What would I change about the world? Be rid of the old arseholes in Government, disrespectful people, terrorists
What would I like to change this year? BE MORE PRODUCTIVE (ironic I’ve been doing this for over an hour)
What would I do differently if you knew that no one was judging me? Everything.
What would I do in the event of an apocalypse? Probably plan a living strategy
What would I have to see to cry tears of joy? Dogs.
What would I want written on my tombstone? Idk probably something funny like “Active 23 mins ago” or some quote I like
When did I experience stage fright or nervousness in front of a crowd? FUCKING. PIANO. EXAM.
When do I feel most at peace? In bed.
When did I last send a handwritten letter to someone? My french pen friend, year 8
When did I not speak up, when I know I really should have? Several times.

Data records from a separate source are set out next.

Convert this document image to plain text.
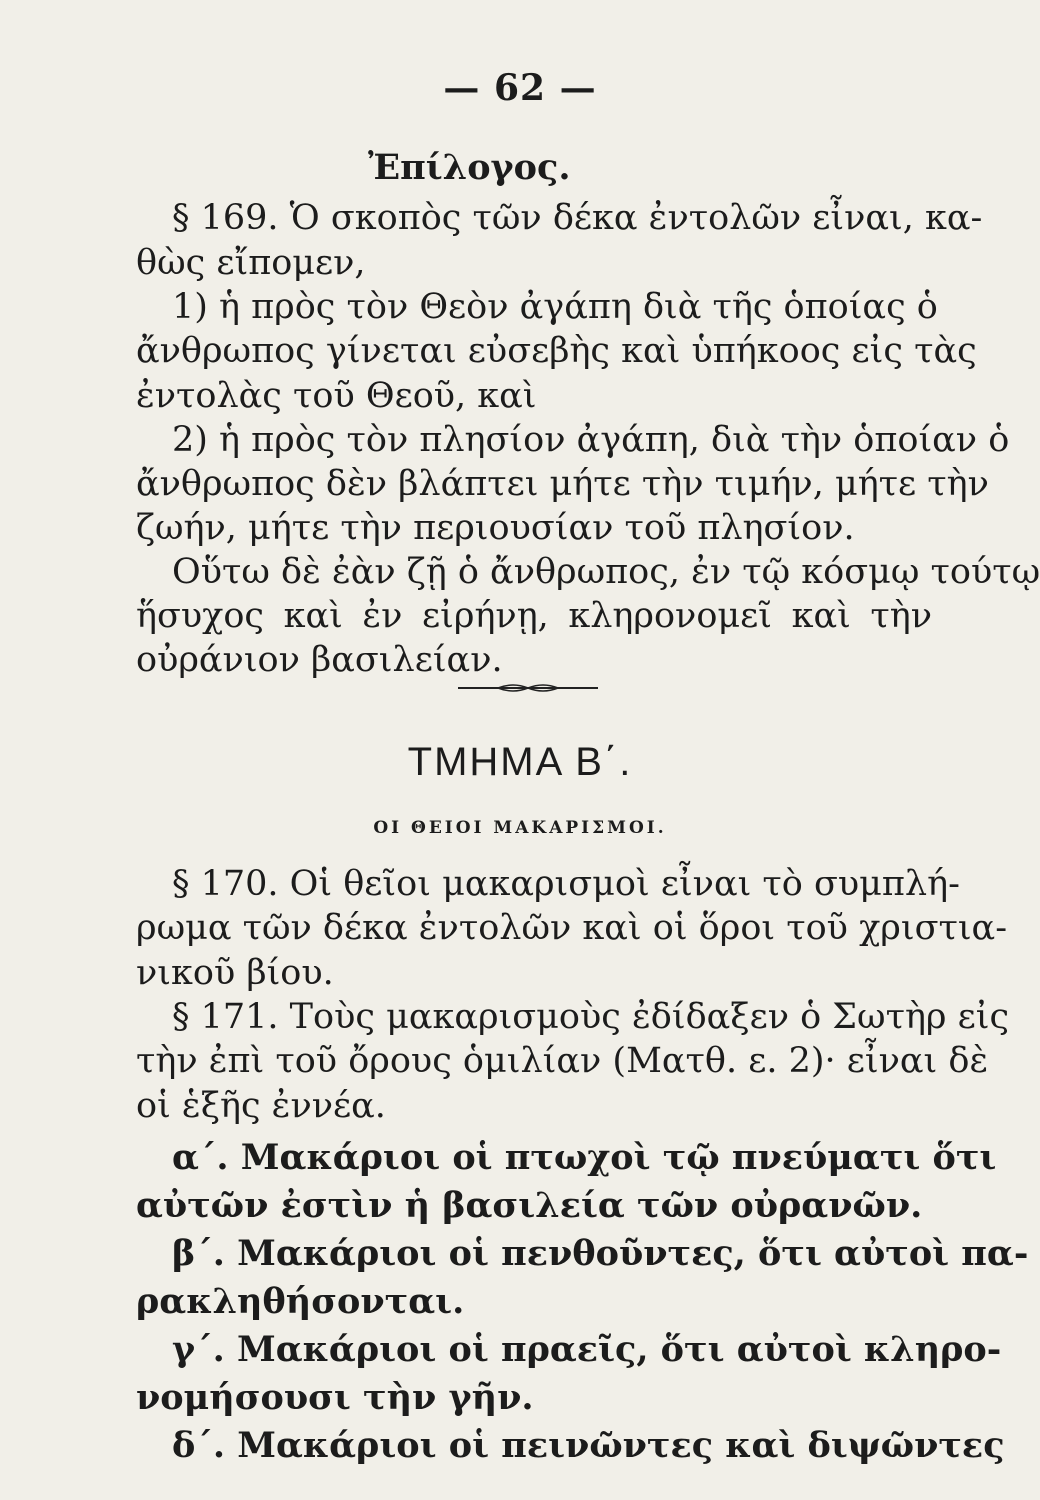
— 62 —
Ἐπίλογος.
§ 169. Ὁ σκοπὸς τῶν δέκα ἐντολῶν εἶναι, κα-
θὼς εἴπομεν,
1) ἡ πρὸς τὸν Θεὸν ἀγάπη διὰ τῆς ὁποίας ὁ
ἄνθρωπος γίνεται εὐσεβὴς καὶ ὑπήκοος εἰς τὰς
ἐντολὰς τοῦ Θεοῦ, καὶ
2) ἡ πρὸς τὸν πλησίον ἀγάπη, διὰ τὴν ὁποίαν ὁ
ἄνθρωπος δὲν βλάπτει μήτε τὴν τιμήν, μήτε τὴν
ζωήν, μήτε τὴν περιουσίαν τοῦ πλησίον.
Οὕτω δὲ ἐὰν ζῇ ὁ ἄνθρωπος, ἐν τῷ κόσμῳ τούτῳ
ἥσυχος καὶ ἐν εἰρήνῃ, κληρονομεῖ καὶ τὴν
οὐράνιον βασιλείαν.
ΤΜΗΜΑ Β΄.
ΟΙ ΘΕΙΟΙ ΜΑΚΑΡΙΣΜΟΙ.
§ 170. Οἱ θεῖοι μακαρισμοὶ εἶναι τὸ συμπλή-
ρωμα τῶν δέκα ἐντολῶν καὶ οἱ ὅροι τοῦ χριστια-
νικοῦ βίου.
§ 171. Τοὺς μακαρισμοὺς ἐδίδαξεν ὁ Σωτὴρ εἰς
τὴν ἐπὶ τοῦ ὄρους ὁμιλίαν (Ματθ. ε. 2)· εἶναι δὲ
οἱ ἑξῆς ἐννέα.
α΄. Μακάριοι οἱ πτωχοὶ τῷ πνεύματι ὅτι
αὐτῶν ἐστὶν ἡ βασιλεία τῶν οὐρανῶν.
β΄. Μακάριοι οἱ πενθοῦντες, ὅτι αὐτοὶ πα-
ρακληθήσονται.
γ΄. Μακάριοι οἱ πραεῖς, ὅτι αὐτοὶ κληρο-
νομήσουσι τὴν γῆν.
δ΄. Μακάριοι οἱ πεινῶντες καὶ διψῶντες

When did I witness something controversial and had to keep it a secret? I don’t think so
When was the last time I cried? Wednesdy, over my FUCKING PIANO EXAM
Where do I see myself in 10 years’ time? uh, in my own house I hope
Where do I want to live? Still not figured this one out
Where is the best place to get pizza? Rossini’s omg
Where would I go if I got a plane ticket to anywhere? ‘MURICAAA
Which do I value more in others, brains or beauty? Brains
Who do I get on with better, girls or boys? Used to just be girls but now both really
Who do I miss the most? No one?
Who do I need the most? Nobody cause IM A FREE WOMAN
Why couldn’t I get out of bed this morning? Because it’s me and I’m lazy.
Why couldn’t I sleep last night? Because it’s me and I’m shit.
Why do I hate insects? Because it’s me and I hate them.
Why do dogs hate me and I hate them? Wait what no
Will you lend me a hand – how do I think this idiom got started? Because I can’t carry something or I’m confused
Would I ever spread gossip? I hope not
Would people consider me a diva? I hope not? I don;t think I am?